This is the bird box that is shown at beaks.live. It is on the side of a house in Cambourne, about 8 miles west of Cambridge, in the UK.

When I put a camera in this bird box last year, I was not optimistic. Expecting to capture nothing more than the inside of an empty box, there didn’t seem much point in spending any significant sum of money on a camera. I decided to see how well I could get it working for how little money.

Two cameras for £21.66 doesn’t scream quality, but they are able to manually focus down to a few cm. Being cheap and nasty also means they won’t have an infra-red filter on the lens, which means I can illuminate the box at night with a light the beaks can’t see.

I picked one and sawed off the mounting at the bottom, knocked up a 3d printed housing to fit it in the apex of the bird box roof, and fitted some cheap Ebay IR LEDs.

A mess of wires being put into the 3d printed camera mount.
Cheap and nasty does it every time

This is the camera and LED housing mounted in the bird box:

Looking up into the box with the mounting fitted.
Looking upwards into the roof of the box

On the outside is the 3d printed box which holds the interface to the cable that goes into the house and the drivers for the LEDs. I actually had a proper PCB made with a D/A for the microphone but I never wired it up because I’m lazy. That’s why there is no sound. Sorry.

The interface box with unused D/A.

The LED controls and USB for the camera share a length of CAT-5 cable into the house, where they plug into the Raspberry Pi, which has an ethernet connection to the router.
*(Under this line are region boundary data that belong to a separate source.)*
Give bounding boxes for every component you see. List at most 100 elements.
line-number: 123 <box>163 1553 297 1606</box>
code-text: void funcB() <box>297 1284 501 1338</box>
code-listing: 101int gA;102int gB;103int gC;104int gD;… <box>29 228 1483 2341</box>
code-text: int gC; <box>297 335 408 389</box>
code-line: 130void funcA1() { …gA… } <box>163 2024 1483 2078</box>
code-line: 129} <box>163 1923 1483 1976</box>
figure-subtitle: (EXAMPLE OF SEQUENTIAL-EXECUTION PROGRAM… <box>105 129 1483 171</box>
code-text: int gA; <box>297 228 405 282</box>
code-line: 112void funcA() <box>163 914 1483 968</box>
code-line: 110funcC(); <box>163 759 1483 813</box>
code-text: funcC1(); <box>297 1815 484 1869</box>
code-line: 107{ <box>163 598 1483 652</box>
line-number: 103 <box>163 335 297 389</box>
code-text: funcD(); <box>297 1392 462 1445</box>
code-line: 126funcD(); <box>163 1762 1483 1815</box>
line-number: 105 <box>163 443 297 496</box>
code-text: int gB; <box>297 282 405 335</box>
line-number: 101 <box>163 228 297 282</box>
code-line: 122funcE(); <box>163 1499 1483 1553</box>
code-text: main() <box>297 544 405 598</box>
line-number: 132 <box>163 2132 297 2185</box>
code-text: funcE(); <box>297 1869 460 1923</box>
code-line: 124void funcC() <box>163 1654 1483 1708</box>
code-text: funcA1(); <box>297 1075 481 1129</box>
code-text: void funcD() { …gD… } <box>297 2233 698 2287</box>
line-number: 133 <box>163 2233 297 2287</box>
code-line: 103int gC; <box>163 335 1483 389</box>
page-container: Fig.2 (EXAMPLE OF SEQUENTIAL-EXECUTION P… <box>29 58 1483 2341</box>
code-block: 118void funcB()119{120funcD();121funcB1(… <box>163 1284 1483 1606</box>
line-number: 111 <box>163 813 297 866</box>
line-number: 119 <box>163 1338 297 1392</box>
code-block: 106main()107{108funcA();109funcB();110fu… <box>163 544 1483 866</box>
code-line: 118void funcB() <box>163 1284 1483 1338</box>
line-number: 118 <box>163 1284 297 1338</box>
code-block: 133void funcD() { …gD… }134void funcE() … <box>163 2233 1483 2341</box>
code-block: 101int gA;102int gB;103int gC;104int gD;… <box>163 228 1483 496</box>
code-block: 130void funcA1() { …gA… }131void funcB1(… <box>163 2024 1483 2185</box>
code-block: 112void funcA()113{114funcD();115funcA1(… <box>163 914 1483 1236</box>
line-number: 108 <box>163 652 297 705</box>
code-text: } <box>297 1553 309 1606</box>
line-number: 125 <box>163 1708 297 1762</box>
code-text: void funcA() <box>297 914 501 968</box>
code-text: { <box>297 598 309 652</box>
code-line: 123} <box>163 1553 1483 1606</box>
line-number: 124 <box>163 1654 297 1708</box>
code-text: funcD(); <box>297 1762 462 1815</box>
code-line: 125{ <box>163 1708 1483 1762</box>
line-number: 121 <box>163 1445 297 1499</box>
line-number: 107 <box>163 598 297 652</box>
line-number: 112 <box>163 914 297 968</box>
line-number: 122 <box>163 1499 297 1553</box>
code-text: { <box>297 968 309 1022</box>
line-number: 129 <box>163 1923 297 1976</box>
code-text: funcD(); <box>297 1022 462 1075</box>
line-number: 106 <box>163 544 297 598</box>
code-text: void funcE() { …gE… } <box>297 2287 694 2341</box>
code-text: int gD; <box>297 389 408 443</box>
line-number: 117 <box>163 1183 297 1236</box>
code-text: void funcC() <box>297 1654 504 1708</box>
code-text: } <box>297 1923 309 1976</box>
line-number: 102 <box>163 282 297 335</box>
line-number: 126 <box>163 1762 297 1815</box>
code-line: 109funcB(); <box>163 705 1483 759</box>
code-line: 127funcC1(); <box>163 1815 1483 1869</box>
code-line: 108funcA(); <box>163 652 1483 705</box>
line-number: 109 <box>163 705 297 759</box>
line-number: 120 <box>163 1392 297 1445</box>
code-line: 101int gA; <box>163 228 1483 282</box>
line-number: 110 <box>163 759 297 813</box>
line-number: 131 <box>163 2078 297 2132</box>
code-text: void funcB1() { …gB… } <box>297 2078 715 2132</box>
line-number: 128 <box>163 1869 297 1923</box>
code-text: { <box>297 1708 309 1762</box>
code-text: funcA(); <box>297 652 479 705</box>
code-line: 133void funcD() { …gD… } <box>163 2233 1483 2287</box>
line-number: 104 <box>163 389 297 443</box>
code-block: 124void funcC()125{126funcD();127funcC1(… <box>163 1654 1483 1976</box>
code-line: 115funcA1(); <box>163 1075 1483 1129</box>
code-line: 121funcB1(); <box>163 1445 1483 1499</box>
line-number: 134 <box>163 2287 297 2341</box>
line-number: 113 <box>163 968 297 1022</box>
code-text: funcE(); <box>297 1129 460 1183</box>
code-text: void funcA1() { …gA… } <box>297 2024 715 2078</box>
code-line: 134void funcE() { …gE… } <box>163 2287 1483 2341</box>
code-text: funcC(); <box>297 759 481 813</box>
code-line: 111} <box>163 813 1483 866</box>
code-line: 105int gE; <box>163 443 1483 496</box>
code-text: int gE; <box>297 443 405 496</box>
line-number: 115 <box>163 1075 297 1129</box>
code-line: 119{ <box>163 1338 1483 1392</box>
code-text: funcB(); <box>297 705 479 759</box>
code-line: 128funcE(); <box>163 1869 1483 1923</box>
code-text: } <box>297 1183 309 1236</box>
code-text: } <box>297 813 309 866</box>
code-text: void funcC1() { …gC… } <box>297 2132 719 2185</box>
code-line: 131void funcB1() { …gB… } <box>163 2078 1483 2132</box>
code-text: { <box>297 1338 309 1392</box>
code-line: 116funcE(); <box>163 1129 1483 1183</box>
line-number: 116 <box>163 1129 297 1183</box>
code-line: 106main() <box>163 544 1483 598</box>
And that’s the hardware. Total cost probably around £75, including custom made PCBs, which were ridiculously cheap. I mean like stupidly cheap – around £5 for 5 PCBs, including delivery from China. Anything clever is done in software, including stuff to improve the performance of the (frankly substandard) parts I used. Next year I’ll replace it with decent kit, including a camera that isn’t shit.